Well, you furnish me with no examples, so it’s going to be hard for me to defend myself. I happen to think my grammar is pretty sound. Could it be my punctuation you’re objecting to? If the sentences beginning with and or but are a problem for you, I invite you to simply reimagine the preceding periods as semicolons.

Also, now and again, I’ll write a sentence like this: “Rustle of a hair shirt in the darkness.” A fragment, often with no verb. Is it these little lumps that are causing you pain in your grammar centers? They are not syntactically complete, it’s true. But neither are the images, emotions, and sensations that life is constantly throwing at us. I suppose it’s the fragmentary nature of experience, the splintery whoosh of it, that I’m trying to get at when I allow my sentence structure to break down like that.

Anyway, I’m not dismissing you. But I can’t promise you that I’ll improve my grammar. In that department, if in no other, I think I’m probably performing at my maximum.

Searching high and low for my copy of Sir Ernest Gowers’s Plain Words,

James


Dear James,

Once, a long time ago, my mother told me a weird story: She said that when I was born, in November of 1940, she and my dad had to leave me in the hospital, in the care of nuns. I was there for 35 days, including over Christmas—the saddest Christmas of her life, she recalled. The reason I had to stay in the hospital was because I had what she called “boils” all over my body. Three times a day, the nuns would wash me in carbolic acid and scrub away the scabs, my mother said, and my crying was so pitiful and loud that my parents couldn’t bear it. They left me there until the boils had cleared.

Although I of course have no memory of all that, I know I must have experienced something of the sort, because my body and face were covered with tiny white scars for many years. (They’ve since disappeared.) But now, at age 84, I awake probably three mornings out of 10 filled with dread and fear and torment. After a few breaths and something like a short prayer, I’m okay. I’m also, despite plenty of sorrows in my life—a divorce, the death of my second-born child—a happy man. My second wife and I are content, and we delight in our children, grandchildren, and great-grandchildren. We have warm friendships, interesting hobbies, and good health.

And yet, I’m still caught up by these feelings of pain and despair. Could they be the residue of a baby’s experience 84 years ago? Should I just say to myself, You are a lucky man; you came through the pain and did not die—and that is a cause for joy? Would it make a difference if I could somehow understand more clearly that sweet little baby’s awful suffering (if it was suffering)? Wordsworth’s line from his ode “Intimations of Immortality From Recollections of Early Childhood” has always moved me: “Thoughts that do often lie too deep for tears.”


Dear Reader,

I’m sorry you’ve been having these dreadful awakenings. My own comings-to-consciousness, lucky for me, are generally too clogged and fogged with the sediment of the night before to be pierced so cleanly by any feeling, good or bad.

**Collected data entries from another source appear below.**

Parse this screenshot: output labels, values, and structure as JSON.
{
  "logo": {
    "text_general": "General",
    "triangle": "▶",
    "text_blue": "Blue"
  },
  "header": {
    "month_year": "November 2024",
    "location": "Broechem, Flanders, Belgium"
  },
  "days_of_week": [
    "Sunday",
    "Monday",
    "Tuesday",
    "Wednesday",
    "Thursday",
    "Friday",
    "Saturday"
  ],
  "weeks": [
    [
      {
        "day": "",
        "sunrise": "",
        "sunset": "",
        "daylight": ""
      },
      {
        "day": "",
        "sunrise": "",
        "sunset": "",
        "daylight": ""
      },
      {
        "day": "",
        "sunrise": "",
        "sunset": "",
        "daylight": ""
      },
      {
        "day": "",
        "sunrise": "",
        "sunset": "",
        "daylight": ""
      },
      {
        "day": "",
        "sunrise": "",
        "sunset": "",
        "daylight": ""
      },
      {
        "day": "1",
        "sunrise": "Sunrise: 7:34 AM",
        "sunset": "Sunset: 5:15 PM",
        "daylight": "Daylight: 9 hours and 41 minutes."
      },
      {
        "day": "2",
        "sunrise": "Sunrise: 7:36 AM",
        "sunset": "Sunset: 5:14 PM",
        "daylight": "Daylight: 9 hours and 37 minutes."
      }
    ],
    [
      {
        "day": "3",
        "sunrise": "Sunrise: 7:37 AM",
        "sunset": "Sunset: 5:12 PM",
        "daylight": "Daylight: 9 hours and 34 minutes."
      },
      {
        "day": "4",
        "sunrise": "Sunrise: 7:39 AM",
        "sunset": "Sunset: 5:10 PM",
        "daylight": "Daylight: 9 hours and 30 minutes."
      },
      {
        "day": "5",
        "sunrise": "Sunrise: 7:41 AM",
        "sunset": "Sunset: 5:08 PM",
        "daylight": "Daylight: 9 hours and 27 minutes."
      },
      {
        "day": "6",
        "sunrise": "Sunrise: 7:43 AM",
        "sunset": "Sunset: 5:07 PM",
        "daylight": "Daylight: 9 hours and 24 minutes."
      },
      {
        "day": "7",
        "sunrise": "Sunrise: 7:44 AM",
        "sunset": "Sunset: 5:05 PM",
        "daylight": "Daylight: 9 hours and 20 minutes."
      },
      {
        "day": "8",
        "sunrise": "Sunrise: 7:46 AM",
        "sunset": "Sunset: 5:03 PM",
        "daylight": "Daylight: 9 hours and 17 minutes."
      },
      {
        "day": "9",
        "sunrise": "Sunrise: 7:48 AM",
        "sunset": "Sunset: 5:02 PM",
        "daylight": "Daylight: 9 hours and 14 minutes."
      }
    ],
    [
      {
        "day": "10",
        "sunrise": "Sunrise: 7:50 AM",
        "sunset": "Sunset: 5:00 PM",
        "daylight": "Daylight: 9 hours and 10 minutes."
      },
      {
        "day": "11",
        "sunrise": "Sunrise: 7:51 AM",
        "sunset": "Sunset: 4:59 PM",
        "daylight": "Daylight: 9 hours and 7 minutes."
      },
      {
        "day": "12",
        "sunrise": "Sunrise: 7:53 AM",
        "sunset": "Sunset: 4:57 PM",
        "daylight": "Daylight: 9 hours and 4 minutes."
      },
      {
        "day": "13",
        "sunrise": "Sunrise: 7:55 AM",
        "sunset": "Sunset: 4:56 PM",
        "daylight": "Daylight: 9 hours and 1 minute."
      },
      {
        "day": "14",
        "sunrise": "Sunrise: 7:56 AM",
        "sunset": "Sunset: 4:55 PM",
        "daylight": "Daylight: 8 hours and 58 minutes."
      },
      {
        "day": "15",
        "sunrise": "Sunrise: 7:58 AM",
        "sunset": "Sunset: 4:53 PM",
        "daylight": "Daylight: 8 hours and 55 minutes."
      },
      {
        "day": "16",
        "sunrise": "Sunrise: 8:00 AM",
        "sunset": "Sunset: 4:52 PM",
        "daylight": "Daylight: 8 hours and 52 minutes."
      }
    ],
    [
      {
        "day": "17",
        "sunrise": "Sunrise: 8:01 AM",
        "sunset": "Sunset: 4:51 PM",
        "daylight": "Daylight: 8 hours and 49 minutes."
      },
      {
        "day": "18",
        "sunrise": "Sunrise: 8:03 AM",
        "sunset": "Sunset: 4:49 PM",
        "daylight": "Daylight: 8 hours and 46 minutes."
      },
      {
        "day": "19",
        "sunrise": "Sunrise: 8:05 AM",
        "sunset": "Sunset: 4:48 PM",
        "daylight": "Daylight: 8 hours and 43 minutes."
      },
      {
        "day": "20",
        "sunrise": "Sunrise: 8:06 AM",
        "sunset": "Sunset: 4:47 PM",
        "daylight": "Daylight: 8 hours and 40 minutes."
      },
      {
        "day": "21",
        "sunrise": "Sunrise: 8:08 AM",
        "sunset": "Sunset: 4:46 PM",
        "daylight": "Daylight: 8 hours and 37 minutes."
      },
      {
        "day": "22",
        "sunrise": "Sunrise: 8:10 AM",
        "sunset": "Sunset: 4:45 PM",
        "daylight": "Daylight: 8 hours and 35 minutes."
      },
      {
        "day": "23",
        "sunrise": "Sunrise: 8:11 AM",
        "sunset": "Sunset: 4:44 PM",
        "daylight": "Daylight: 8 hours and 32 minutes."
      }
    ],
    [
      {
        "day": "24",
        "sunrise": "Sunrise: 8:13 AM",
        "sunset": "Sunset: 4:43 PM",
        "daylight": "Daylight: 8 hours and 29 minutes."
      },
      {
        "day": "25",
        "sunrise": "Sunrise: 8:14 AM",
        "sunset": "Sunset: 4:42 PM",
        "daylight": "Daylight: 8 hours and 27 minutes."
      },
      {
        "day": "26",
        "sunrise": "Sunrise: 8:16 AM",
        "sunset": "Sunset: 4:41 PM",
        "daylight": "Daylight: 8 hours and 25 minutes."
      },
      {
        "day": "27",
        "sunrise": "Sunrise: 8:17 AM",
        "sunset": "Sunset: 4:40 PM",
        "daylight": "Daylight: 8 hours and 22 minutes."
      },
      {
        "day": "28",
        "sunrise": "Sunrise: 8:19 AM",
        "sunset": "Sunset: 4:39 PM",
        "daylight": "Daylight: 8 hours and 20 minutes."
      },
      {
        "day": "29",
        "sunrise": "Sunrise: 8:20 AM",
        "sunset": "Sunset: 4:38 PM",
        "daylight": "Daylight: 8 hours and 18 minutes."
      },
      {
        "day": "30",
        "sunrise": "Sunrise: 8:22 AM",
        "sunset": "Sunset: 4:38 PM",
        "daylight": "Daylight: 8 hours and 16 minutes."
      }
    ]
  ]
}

I do have a couple of thoughts. First: What happens to us when we’re little, powerless not only to ward off the experience but also to understand it—I suppose that’s always going to be with us, isn’t it? Deep in the filaments, big vowels of pain still reverberating. There’s even something rather beautiful in the idea that you, at 84, are connecting so purely with your own infant sorrow.

My second thought concerns the “something like a short prayer” with which you coach yourself through these acute moments. I would focus on this. Choose the words carefully, and let them be comforting and encouraging, because you did indeed come through that pain and a lot more besides, and you deserve to enjoy your life.